Of course this is fine as play but I need to join the real world of pipeline languages. I suppose the main contenders are :
NetKernel looks theoretically and practically very interesting and what's more, 1060research are a locally-based spin-off from HP labs next door.

Saturday, November 24, 2007

Topological sorting in XQuery

In the course of my attempts to implement an XQuery engine for the XML pipeline language XPL, I realized that I would need to sort the processes so that each process has its inputs available, i.e. a topological sort.
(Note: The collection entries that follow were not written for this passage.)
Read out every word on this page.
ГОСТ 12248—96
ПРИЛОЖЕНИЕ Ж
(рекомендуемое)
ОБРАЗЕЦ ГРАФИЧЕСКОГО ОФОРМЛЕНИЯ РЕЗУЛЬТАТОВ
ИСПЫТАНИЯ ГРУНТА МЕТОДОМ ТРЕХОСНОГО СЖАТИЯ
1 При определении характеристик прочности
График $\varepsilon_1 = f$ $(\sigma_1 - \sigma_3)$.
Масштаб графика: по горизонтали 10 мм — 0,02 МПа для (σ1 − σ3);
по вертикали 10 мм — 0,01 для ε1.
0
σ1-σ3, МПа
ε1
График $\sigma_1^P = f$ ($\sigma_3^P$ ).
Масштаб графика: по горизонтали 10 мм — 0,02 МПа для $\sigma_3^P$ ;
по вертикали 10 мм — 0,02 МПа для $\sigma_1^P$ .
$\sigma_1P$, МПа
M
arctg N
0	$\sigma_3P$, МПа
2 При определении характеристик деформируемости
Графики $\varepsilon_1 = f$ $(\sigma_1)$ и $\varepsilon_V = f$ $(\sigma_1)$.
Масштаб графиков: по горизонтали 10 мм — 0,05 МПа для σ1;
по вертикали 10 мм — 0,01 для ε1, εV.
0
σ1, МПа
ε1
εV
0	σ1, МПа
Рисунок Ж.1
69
Given a sequence of nodes and references with the Relax-NG schema:


element node {
attribute id { xs:string },
element ref {
attribute id { xs:string }
}*
}+


The post-condition after sorting can be defined as:


declare function local:topological-sorted($nodes) as xs:boolean {
every $n in $nodes satisfies
every $id in $n/ref/@id
satisfies $id = $n/preceding::node/@id
};


and the recursive function to order the nodes is:



declare function local:topological-sort($unordered, $ordered ) {
if (empty($unordered))
then $ordered
else
let $nodes := $unordered [ every $id in ref/@id satisfies $id = $ordered/@id]
return local:topological-sort( $unordered except $nodes, ($ordered, $nodes ))
};




Sweet, eh? Even if this implementation is not the most efficient, it has the advantage of being obviously correct.

See (and improve!) the XQuery WikiBook article.

Sunday, November 18, 2007

the Prime Sieve in XQuery

I guess I've been putting my spare effort over the past few months into the Wikibook on XQuery, so the blog has been very neglected.

I've learnt a lot in writing the example code in the Wikibook. The other day I bumped in the Euler Project and started on the first few the problems. Problem 3 is about primes so I had to write a prime number generator. The Sieve of Eratosthenes in XQuery is so simple and obvious:


declare function local:sieve($primes,$nums) {
if (exists($nums))
then
let $prime := $nums[1]
return local:sieve(($primes,$prime), $nums[. mod $prime != 0])
else $primes
};

local:sieve((),2 to 1000)


The list of primes starts off empty, the list of numbers starts off with the integers. Each recursive call of local:sieve takes the first of the remaining integers as a new prime and reduces the list of integers to those not divisible by the prime. When the list of integers is exhausted, the list of primes is returned.

Lovely but sadly not very practical for the size of numbers in the problem.

Discussion and execution are in the Wikibook.